March 20, 2015

28 - Of Horses, Bison, and Albino Alligators



At first, Werner Herzog's 2010 film on the Chauvet Cave, "Cave of Forgotten Dreams," looks like a typical documentary. The cave, discovered in France in1994, is not open to the public – the carbon dioxide from the breath of millions of visitors would destroy it. So Herzog was allowed to film the cave's Paleolithic drawings to show them to the public worldwide. 
 
The cave contains the oldest drawings known to date. They are 32,000 years old, and prove that humans were already capable of producing very sophisticated art. So, we as a species weren't brutes who suddenly started a civilization 3,000 years ago.

Also, according to the French team, the main painter was a distinct individual, who put his/her hand-print next to the work as a kind of signature.

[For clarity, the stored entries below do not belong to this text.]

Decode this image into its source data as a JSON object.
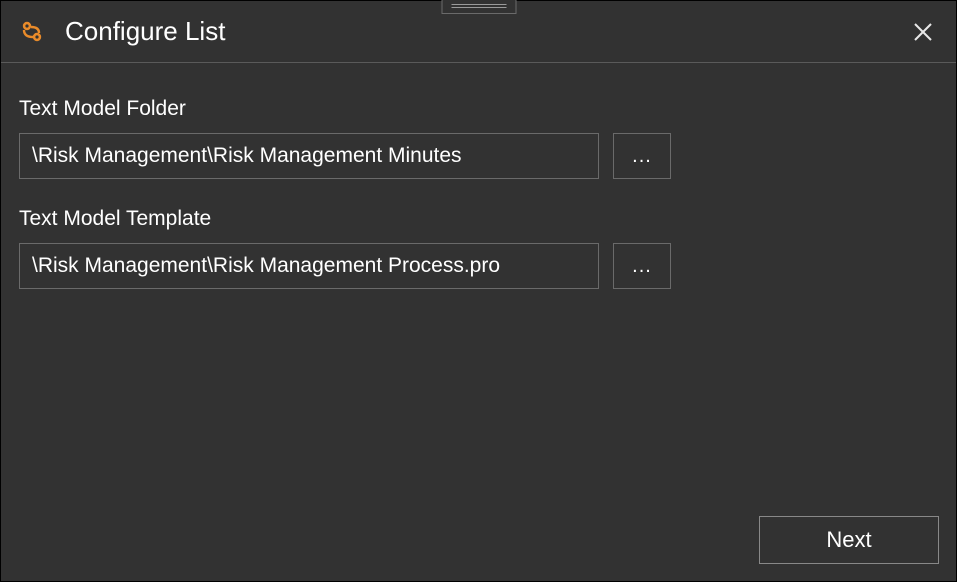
{
  "header": {
    "title": "Configure List"
  },
  "fields": {
    "folder": {
      "label": "Text Model Folder",
      "value": "\\Risk Management\\Risk Management Minutes",
      "browse": "..."
    },
    "template": {
      "label": "Text Model Template",
      "value": "\\Risk Management\\Risk Management Process.pro",
      "browse": "..."
    }
  },
  "footer": {
    "next": "Next"
  }
}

They painted horses, bison, mammoth, showing the sheer joy of observing animals. There are no hunting scenes. 
 
The curator of the cave, Jean-Michel Geneste, makes the point that the act of painting can communicate across cultures even more than writing does; also, that film has the same function now that the cave's paintings, which seemed to imitate motion, had then.

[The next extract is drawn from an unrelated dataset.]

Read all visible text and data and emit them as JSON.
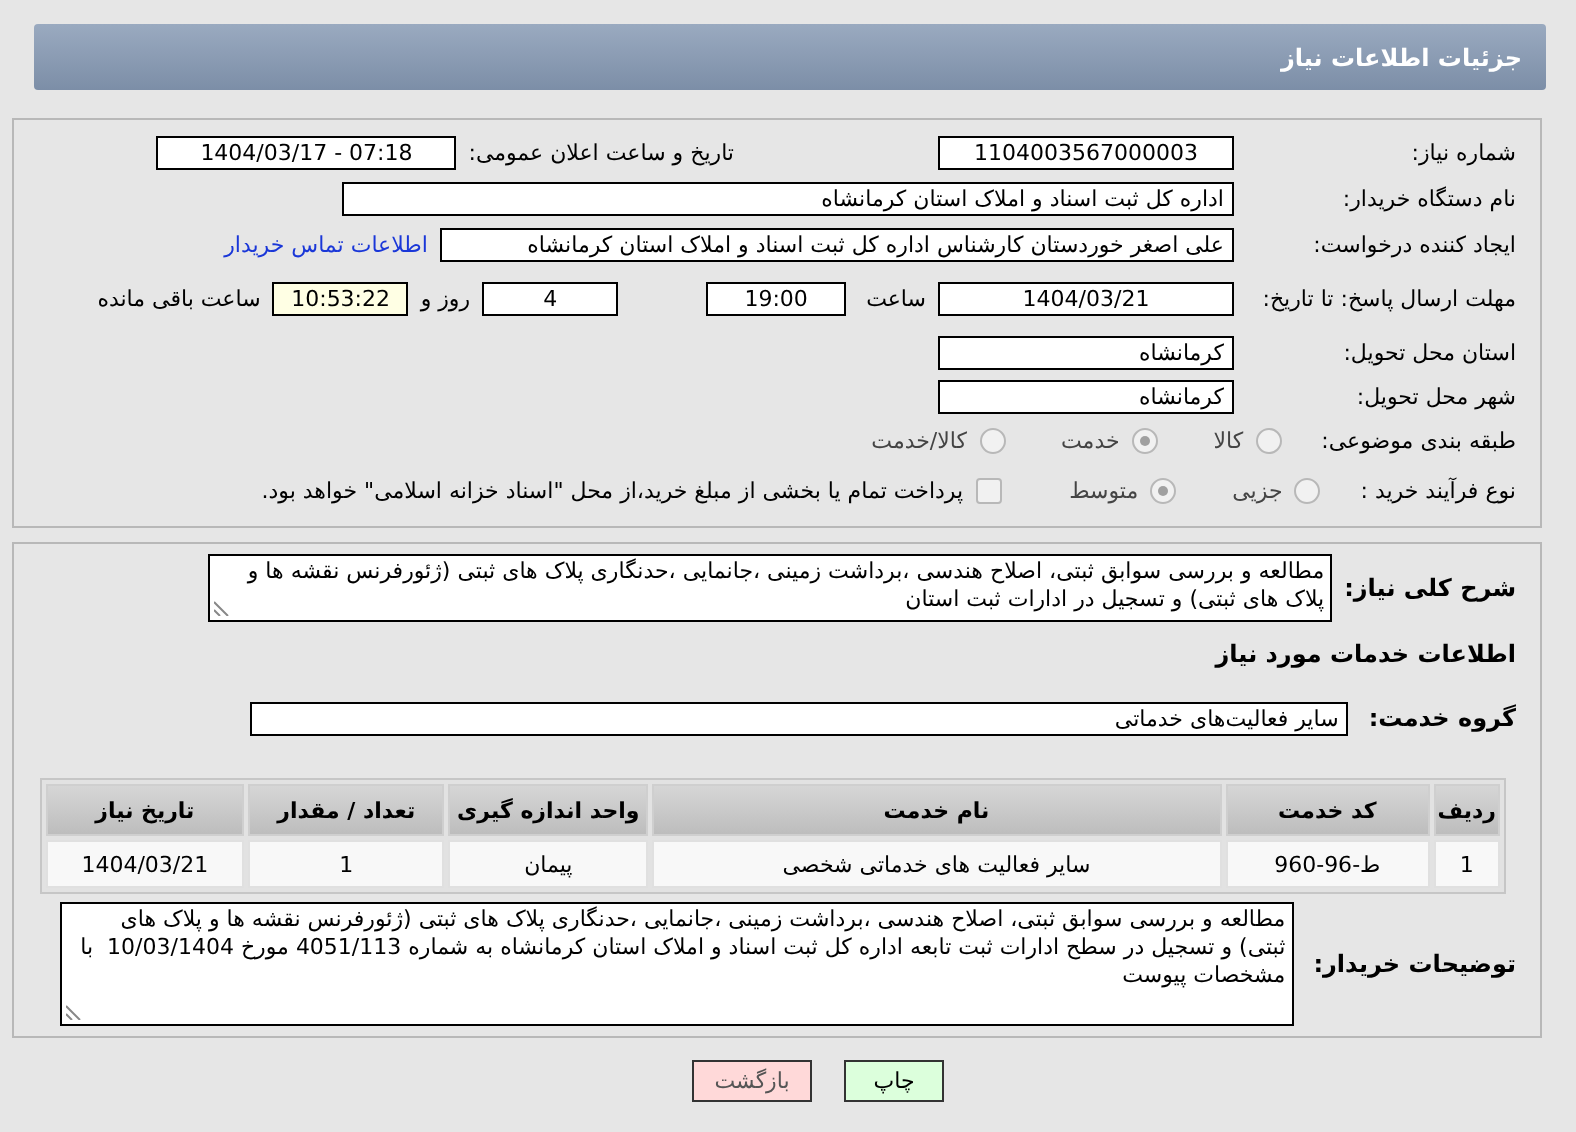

So, what message is Herzog giving us, besides showing us nicely drawn art from Paleolithic people? Well, the film ends with a bizarre scene: only twenty miles from the paintings' site there is a nuclear power plant, and the hot water from its cooling system is used to create a tropical habitat, where tourists can see albino alligators.

 Since the German filmmaker is famous for his quasi-surrealistic work, I thought he was making it up. He wasn't, except for one fact: the albinos were not a mutation caused by radiation in France as he claimed; they were imported from the U.S. where the alligators had been thriving...in the waters used to cool Florida's nuclear plant. 
 
So, the supposedly environmentally conscious French are attracting tourists next to their nuclear plant, to see animals that have nothing to do with France. Let's hope there isn't another Chernobyl...or is that a tourist attraction too?

None of the movie reviewers could explain why Herzog put this scene in the film, nor his musings on what a mutant alligator would think of the cave art. I have a theory. The filmmaker is telling us that we still have part of our brain in common with reptiles. We are not completely evolved. That kind of brain is incapable of understanding that we can cause our own destruction.